County Health Chief Officer Augustine Lokwang said the squatting stool is one of the innovations based on the culture of the local community.

“It has created convenience and women now feel that delivering in hospitals is just like being at home because of the device. We wanted to create demand for women to come and deliver in hospitals to reduce both maternal and infant mortalities,” said the county official.

Increased hospital births

Following the introduction of the device, hospital deliveries have increased from 33 per cent in 2016 to 80 per cent currently.

“At Lodwar County Referral Hospital, for instance, 10,419 deliveries have been recorded in the past three years. We have curbed the socio-cultural attitude and through our community health volunteers, we have broken the cultural norms that women who deliver at home are strong.
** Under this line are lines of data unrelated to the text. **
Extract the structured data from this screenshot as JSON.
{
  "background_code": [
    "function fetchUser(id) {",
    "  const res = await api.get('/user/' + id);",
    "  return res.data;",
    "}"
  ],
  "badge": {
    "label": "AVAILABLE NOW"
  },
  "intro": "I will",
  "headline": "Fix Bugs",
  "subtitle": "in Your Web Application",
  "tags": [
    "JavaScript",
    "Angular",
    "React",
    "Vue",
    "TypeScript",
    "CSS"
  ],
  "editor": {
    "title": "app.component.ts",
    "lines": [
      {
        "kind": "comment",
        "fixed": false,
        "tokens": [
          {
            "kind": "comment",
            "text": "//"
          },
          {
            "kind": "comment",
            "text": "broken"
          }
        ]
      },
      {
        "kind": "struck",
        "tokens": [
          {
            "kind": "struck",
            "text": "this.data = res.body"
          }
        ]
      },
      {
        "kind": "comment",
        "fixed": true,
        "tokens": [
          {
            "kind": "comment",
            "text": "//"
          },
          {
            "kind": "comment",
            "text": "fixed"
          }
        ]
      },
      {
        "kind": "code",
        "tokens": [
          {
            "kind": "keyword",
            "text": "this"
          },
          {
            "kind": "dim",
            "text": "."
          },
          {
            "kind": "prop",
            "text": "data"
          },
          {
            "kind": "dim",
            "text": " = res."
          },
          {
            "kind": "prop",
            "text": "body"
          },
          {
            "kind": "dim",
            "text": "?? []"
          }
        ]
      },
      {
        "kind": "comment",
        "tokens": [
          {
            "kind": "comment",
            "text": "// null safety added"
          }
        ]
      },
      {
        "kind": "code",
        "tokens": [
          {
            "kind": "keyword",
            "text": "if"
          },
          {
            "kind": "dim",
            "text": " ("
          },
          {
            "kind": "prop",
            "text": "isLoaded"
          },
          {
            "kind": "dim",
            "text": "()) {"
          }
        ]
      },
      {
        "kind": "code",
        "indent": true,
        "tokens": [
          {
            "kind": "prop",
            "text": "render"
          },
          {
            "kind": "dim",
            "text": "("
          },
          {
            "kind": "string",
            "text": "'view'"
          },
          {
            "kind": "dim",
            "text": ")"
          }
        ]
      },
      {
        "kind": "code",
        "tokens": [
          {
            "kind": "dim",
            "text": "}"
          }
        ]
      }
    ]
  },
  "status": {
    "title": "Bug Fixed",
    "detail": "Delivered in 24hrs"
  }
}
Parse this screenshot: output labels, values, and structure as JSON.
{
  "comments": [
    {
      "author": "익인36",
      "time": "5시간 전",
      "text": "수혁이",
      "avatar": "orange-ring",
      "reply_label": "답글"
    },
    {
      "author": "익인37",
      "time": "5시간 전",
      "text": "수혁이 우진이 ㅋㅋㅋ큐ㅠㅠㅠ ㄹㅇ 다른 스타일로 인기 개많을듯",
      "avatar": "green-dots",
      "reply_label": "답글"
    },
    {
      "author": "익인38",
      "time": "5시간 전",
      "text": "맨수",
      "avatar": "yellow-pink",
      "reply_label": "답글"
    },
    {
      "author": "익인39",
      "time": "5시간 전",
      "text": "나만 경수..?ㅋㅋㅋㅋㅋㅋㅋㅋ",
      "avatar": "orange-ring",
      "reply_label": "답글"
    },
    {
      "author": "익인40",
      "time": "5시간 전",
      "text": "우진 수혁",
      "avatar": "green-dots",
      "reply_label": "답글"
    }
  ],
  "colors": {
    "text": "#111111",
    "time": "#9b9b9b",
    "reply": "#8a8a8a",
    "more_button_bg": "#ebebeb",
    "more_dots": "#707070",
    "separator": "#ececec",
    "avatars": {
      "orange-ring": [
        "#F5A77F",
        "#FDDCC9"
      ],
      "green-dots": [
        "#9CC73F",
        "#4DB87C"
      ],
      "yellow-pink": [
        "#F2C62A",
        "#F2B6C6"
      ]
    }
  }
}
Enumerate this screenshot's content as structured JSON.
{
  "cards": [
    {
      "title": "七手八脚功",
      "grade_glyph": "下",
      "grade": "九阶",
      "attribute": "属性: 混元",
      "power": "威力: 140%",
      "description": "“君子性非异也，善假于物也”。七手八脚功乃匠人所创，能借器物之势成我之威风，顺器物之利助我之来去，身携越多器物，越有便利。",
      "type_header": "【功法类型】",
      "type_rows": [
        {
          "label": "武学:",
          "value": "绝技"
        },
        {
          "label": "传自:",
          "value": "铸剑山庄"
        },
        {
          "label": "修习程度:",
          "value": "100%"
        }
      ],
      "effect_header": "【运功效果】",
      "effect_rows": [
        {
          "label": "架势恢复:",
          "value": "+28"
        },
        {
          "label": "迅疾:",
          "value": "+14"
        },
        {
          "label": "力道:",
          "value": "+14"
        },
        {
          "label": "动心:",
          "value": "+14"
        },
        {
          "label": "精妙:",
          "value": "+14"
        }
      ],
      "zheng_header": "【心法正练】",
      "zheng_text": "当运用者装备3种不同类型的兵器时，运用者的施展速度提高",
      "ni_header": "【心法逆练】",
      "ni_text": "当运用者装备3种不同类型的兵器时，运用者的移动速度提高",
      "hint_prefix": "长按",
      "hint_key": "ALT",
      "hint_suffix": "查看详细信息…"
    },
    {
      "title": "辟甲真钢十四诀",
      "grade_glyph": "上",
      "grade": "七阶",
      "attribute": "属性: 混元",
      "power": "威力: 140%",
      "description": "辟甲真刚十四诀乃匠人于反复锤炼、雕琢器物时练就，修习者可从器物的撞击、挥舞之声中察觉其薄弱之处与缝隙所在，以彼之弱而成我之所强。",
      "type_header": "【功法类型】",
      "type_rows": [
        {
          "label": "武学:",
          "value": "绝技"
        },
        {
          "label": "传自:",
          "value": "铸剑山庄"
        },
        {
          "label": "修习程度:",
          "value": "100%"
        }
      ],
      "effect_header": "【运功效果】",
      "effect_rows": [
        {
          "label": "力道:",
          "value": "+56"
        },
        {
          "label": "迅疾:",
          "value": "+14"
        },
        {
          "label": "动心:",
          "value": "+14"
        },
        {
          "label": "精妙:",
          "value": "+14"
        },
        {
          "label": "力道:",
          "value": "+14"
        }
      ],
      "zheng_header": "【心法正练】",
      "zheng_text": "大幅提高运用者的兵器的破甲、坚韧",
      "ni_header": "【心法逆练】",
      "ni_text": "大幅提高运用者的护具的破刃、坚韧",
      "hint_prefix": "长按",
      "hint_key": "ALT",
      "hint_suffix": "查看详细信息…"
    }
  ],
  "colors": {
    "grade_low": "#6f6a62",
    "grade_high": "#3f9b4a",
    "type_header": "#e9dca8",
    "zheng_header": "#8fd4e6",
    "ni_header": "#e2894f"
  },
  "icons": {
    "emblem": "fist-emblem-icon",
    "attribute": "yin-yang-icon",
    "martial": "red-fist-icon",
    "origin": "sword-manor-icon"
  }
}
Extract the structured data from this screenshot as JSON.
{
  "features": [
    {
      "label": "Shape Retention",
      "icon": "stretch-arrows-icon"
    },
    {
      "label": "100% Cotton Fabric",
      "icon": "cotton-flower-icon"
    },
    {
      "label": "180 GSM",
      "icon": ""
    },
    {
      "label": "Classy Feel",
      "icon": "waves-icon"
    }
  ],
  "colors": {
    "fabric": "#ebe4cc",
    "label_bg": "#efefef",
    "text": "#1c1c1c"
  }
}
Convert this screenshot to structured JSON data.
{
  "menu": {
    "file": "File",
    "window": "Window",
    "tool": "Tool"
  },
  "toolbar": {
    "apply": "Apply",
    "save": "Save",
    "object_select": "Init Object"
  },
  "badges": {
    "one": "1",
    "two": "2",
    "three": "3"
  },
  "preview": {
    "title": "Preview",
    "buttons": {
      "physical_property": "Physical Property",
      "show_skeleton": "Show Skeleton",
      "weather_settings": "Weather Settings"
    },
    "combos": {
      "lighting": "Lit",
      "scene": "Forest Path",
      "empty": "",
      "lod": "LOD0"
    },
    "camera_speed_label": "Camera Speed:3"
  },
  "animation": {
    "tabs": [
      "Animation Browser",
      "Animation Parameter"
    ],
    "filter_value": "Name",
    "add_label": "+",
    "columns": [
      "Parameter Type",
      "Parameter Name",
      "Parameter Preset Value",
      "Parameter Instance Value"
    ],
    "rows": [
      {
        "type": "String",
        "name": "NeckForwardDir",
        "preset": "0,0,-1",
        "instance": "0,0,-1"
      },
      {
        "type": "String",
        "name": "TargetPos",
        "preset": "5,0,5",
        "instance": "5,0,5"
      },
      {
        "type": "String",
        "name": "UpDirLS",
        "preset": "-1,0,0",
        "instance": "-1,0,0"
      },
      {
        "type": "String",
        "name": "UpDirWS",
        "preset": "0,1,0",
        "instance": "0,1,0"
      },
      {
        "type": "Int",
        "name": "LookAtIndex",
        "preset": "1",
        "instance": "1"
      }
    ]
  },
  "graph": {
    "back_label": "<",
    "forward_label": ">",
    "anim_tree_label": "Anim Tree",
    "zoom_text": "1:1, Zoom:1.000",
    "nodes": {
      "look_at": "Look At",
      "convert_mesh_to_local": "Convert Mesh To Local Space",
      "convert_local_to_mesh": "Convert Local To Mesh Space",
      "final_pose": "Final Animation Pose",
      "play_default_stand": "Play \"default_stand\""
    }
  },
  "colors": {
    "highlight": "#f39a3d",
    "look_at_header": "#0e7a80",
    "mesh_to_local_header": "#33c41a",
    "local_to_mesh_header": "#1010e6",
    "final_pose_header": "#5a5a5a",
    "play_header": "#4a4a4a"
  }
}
All of them now seek skilled deliveries and seek neonatal care,” he said.

At the facility, noted the chief officer, there is an average of 350 deliveries per month as compared to 150 recorded in 2016 before the introduction of delivery stools. The same is replicated at sub-county hospitals.

Women are also given gift packs both for her and the baby after leaving hospital, as well as those for their men.

“Our skilled delivery has improved from to about 60 per cent, thus greatly reducing the infant and maternal deaths, with immunisation rates increasing to 80 per cent from 40 per cent in 2013. We have also increased doctors from four to the current 70,” he said.

He said they have bridged the distance to nearby health facilities from the previous 50km to 20km.

According to the County Health Sector Monitoring and Evaluation Plan 2018/22 report, the county government seeks to increase the proportion of pregnant women attending at least four antenatal care visits from 38.9 per cent to 77.4 per cent and to eradicate facility-based maternal deaths.

The Kenya Health Information System (KHIS) shows that 53.6 per cent women seek antenatal care in Turkana.

The county government and some of its partners, including Amref Kenya, the International Rescue Committee, and USAID Imarisha Jamii, are always training county health workers. The most recent training was in focused antenatal care and emergency obstetric newborn care.